Zwei Probleme waren bei der Entwicklung der Methode zu lösen. Zum einen das der ungleichen Hitzeentwicklung im Zylinder während des Laufs, zum anderen das der Probendetektion. Ohne besondere Maßnahmen wird das Innere des Zylinders während der Elektrophorese wärmer werden als das Äußere, weil dort Wärme abgeführt wird. Daher laufen die Proteine im Innern anders als außen. Ventzki et al. lösten das Problem, indem sie den Zylinder isolierten: dadurch erreichen die Ränder die gleiche Temperatur wie das Innere. Abgeführt wird die Wärme durch die auf 10 °C gekühlten Pufferreservoirs oben und unten. Es gibt dann immer noch Temperaturgradienten im Zylinder, sie stehen aber parallel zur Laufrichtung und ein Protein am Rande des Zylinders durchläuft die gleichen Gradienten wie ein Protein in der Mitte.
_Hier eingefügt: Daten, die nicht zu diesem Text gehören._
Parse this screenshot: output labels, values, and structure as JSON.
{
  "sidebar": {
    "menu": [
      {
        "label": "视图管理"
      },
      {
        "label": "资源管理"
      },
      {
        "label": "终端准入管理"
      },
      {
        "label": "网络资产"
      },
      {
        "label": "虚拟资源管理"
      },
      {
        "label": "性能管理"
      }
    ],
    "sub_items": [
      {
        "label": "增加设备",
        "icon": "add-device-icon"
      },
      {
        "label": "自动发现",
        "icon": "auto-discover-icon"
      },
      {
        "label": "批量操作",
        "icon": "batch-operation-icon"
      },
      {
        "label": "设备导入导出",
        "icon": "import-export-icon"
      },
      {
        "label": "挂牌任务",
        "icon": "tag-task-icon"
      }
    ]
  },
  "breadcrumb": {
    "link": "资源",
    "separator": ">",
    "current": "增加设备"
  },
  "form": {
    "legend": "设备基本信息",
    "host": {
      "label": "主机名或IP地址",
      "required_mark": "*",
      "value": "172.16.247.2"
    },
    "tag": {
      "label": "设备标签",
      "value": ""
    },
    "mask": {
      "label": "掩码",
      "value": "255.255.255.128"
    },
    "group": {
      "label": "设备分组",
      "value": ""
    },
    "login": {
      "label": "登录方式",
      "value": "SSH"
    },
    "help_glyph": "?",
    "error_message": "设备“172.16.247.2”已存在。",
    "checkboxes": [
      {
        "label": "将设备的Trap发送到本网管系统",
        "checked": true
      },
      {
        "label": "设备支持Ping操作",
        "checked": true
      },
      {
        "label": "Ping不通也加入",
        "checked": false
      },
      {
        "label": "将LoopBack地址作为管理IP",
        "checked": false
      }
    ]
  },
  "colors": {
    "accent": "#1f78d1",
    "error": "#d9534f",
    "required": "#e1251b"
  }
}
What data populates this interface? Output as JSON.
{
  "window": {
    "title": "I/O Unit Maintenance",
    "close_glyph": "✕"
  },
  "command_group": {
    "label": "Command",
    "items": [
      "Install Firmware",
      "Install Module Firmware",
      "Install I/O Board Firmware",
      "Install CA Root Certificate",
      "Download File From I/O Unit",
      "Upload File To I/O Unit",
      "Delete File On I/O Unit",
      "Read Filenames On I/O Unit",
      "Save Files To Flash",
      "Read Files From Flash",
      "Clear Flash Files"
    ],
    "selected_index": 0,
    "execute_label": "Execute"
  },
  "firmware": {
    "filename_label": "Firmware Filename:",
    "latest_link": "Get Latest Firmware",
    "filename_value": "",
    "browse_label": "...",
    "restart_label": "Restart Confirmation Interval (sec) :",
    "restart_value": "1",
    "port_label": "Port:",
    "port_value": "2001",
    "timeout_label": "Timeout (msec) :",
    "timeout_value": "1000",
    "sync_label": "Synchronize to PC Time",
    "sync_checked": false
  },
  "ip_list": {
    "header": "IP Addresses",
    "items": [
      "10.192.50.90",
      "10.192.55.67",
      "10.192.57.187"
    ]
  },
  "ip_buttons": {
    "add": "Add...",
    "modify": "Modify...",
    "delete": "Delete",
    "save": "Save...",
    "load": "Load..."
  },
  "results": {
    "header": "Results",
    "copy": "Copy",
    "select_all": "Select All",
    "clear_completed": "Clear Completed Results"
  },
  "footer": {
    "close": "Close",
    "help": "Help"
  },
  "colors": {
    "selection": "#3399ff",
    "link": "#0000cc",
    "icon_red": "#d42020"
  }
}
Wie aber detektiert man die Proben? Ein dreidimensionaler Zylinder lässt sich nicht mit Coomassie oder Silber anfärben, es sei denn, man nimmt sich ein paar Jährchen Zeit dazu. Aber kommen Ihnen nicht schon die Zeiten für das Färben und Entfärben von 2D-Gelen als kleine Ewigkeiten vor? Ventzki et al. markierten die Proteine mit Cy3 und nahmen an einer unteren Ebene des Zylinders die laserinduzierte Fluoreszenz der Proteine mit einer CCD-Kamera auf. Dies solange bis alle Proteine durchgelaufen sind.

Die Methode hat Nachteile: die Apparatur ist kompliziert, die Proben müssen markiert werden und sie gehen beim Lauf verloren, denn sie verschwinden im unteren Pufferreservoir. Man kann die Proteine also hinterher nicht auf dem Massenspektrometer untersuchen.

Dennoch bietet der Ventzki-Zylinder Möglichkeiten: Sie müssen das Gel weder färben noch entfärben und können sich das Ergebnis dennoch gleich nach dem Lauf im Computer anschauen. Und wenn Sie es darauf anlegen, können Sie von 1500 Proben ein SDS-Gel fahren - an einem Tag!